Naumann broke with that sexist world when, to both Steinberg’s and Rewald’s befuddlement, he took an interest in the work of Beatrice Wood, an accomplished California potter who had been a member of the artist circle that regularly met at the apartment of the Arensbergs, collectors of Duchamp’s work. Naumann first met Wood in 1976 during the course of his research into New York Dada when she was 84 and he 28, and he played a tireless role in reigniting her art world career through his devotion to writing about and exhibiting her work—something he has continued to do for other forgotten women Dada and Surrealist artists including Mary Callery, Henrietta Myers, and Maria Martins. Wood became Naumann’s “closest friend and confidant” until her death at 105 in 1998, and he writes that she “affected my life more than any other single individual I have ever known.” He traveled to the west coast to visit her often, and Naumann tells anecdotes of her infectious bawdy humor and ability to laugh even at death.
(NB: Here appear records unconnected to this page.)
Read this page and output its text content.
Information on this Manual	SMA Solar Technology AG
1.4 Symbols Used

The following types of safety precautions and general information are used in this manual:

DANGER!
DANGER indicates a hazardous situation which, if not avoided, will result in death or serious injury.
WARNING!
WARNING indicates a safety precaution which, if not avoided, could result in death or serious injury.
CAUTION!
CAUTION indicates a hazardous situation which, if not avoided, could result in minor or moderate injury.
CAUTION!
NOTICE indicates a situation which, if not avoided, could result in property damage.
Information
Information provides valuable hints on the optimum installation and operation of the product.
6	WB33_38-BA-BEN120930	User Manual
She defied gender norms inverting power relationships by flirting with young men, disarming them and putting herself in control, as she did upon first meeting Naumann, even later telling him when he almost reached 39 that he was getting too old for her—a refreshing reversal of Steinberg’s and Rewald’s fascinations with younger women. Above all, what Naumann describes as her “unfailing generosity of spirit and profound honesty” is what comes through in his own writing which presents his and his mentors’ vulnerabilities, flaws, and intimate lives. (She too had written a tell-all memoir that he helped her publish.)
If the readymade is intertwined with adoption, perhaps it is not so much because the adopted child is “already made” but because of the choice made by one to adopt another as their child, mentor, or mentee; “to adopt” comes from the Latin adoptāre meaning “to choose for oneself”—and one recalls Duchamp’s defense of Fountain (1917) in which he wrote that whether or not the artist made the object with his hands is of no consequence because: “He CHOSE it.” Adoption is a moment of becoming—in the case of the found object chosen by Duchamp it becomes art; the people who adopt and are adopted become part of a new relationship in an irrevocable commitment that binds and transforms both parties. The course of Naumann’s life directed by his choice to adopt different aspects of his mentors, shows how we become ourselves through the ongoing transformation spawned by these relationships.